本發明實施例主要結合拼接法(concatenative)歌聲合成器以及多說話者聲音轉換模型,其中包括使用拼接法歌聲合成器解析音樂的資料表示(例如MusicXML)檔案以合成一個虛擬歌聲。之後,再用聲音轉換模型把此虛擬歌聲轉換成不同的音色。本發明實施例是藉由預先錄好所有中文單字的發音,來實現拼接法歌聲合成器。對於聲音轉換模型,本發明實施例使用了對抗式深層網路(Generative adversarial network,GAN)的語音轉換(Voice convert,VC)模型來實現各個說話者之間的聲音轉換,使得該模型可以實 現多個可區分音色的聲音的生成。 Embodiments of the present invention mainly combine a concatenative singing voice synthesizer and a multi-speaker voice conversion model, which include using a concatenative singing voice synthesizer to parse a music data representation (such as MusicXML) file to synthesize a virtual singing voice. Afterwards, the sound conversion model is used to convert the virtual singing voice into different timbres. The embodiment of the present invention implements a splicing method singing voice synthesizer by pre-recording the pronunciations of all Chinese words. For the voice conversion model, the embodiment of the present invention uses a voice convert (VC) model of a deep adversarial network (GAN) to realize voice conversion between speakers, so that the model can be implemented Now generate multiple sounds with distinguishable timbres.
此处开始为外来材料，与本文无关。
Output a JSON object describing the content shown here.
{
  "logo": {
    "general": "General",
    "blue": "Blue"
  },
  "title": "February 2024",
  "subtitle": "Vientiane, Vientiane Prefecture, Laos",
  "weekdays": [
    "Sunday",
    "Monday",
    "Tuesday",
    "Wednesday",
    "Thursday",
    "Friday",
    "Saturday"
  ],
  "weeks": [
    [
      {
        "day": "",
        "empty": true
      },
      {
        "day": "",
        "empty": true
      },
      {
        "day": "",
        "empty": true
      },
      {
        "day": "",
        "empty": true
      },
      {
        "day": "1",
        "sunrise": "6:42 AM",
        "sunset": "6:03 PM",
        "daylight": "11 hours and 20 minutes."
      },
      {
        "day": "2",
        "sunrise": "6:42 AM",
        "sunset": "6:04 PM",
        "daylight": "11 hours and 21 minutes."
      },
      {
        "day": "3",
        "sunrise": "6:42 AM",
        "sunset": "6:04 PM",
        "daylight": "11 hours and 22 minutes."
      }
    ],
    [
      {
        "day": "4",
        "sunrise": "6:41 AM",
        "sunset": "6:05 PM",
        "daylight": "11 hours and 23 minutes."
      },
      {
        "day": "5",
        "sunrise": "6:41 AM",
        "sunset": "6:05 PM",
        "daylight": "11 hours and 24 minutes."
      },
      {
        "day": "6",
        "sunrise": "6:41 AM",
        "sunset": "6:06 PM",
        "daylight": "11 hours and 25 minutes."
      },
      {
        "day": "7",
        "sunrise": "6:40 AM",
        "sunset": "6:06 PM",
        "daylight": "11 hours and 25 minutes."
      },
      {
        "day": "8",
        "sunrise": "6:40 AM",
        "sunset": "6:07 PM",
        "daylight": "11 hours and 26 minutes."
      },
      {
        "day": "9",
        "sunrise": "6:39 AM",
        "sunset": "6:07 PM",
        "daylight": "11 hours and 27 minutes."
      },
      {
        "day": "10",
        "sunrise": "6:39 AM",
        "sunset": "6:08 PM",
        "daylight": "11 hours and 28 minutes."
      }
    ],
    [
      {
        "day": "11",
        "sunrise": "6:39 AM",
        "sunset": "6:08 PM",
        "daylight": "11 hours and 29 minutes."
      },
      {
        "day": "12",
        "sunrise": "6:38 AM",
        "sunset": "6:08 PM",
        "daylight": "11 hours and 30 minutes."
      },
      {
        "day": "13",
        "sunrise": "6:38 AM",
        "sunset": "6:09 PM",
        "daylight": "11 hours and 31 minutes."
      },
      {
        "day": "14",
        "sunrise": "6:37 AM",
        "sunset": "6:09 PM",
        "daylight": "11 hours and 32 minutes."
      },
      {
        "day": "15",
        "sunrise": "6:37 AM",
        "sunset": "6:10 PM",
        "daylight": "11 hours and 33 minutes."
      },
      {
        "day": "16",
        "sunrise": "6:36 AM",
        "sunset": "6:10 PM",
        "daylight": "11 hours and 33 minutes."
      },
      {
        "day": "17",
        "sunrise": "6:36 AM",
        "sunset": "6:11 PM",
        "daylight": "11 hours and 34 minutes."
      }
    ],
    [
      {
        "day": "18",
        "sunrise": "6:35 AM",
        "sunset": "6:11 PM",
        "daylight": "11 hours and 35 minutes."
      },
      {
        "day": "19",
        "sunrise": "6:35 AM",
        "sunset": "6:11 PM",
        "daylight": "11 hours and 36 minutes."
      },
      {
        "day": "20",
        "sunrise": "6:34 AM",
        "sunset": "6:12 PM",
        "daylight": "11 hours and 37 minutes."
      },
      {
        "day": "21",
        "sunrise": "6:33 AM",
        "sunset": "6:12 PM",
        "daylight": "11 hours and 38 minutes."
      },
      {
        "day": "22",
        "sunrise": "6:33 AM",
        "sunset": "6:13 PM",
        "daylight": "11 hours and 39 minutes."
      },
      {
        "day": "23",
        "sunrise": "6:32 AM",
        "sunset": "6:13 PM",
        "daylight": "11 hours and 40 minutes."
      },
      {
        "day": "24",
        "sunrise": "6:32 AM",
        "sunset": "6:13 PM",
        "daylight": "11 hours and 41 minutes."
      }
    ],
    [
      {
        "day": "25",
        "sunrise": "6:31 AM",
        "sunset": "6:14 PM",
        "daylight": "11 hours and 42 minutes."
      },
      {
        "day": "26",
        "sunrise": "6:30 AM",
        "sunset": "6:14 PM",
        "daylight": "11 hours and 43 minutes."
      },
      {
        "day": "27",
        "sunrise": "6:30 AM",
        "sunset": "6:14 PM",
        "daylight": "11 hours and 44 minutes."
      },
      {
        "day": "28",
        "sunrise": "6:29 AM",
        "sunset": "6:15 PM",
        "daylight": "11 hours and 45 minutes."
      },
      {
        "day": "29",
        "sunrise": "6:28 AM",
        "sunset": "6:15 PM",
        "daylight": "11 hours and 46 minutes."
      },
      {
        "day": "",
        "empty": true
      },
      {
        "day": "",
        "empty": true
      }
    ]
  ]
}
圖1是根據本發明一實施例所繪示的透過歌聲轉換設計個人化虛擬歌手的裝置的方塊圖。請參照圖1,本發明實施例的透過歌聲轉換設計個人化虛擬歌手的裝置10(以下簡稱裝置10)例如是具有運算能力的檔案伺服器、資料庫伺服器、應用程式伺服器、工作站或個人電腦等計算機裝置,其中包括連接裝置12、儲存裝置14及處理器16等元件,其功能分述如下:
連接裝置12例如是任意的有線或無線的介面裝置,其可用以連接並存取位於遠端或本地端(即,儲存於儲存裝置14中)的音訊資料庫,以查詢並接收音訊資料。對於有線方式而言,連接裝置12可以是通用序列匯流排(universal serial bus,USB)、RS232、通用非同步接收器/傳送器(universal asynchronous receiver/transmitter,UART)、內部整合電路(I2C)、序列周邊介面(serial peripheral interface,SPI)、顯示埠(display port)或雷電埠(thunderbolt)等介面,但不限於此。對於無線方式而言,連接裝置12可以是支援無線保真(wireless fidelity,Wi-Fi)、RFID、藍芽、紅外線、近場通訊(near-field communication,NFC)或裝置對裝置(device-to-device,D2D)等通訊協定的裝置,但不限於此。在一些實施例中,連接裝置12亦可以是支援乙太網路(Ethernet)或是支援802.11g、802.11n、802.11ac等無線網路標準的網路卡,亦不限於此。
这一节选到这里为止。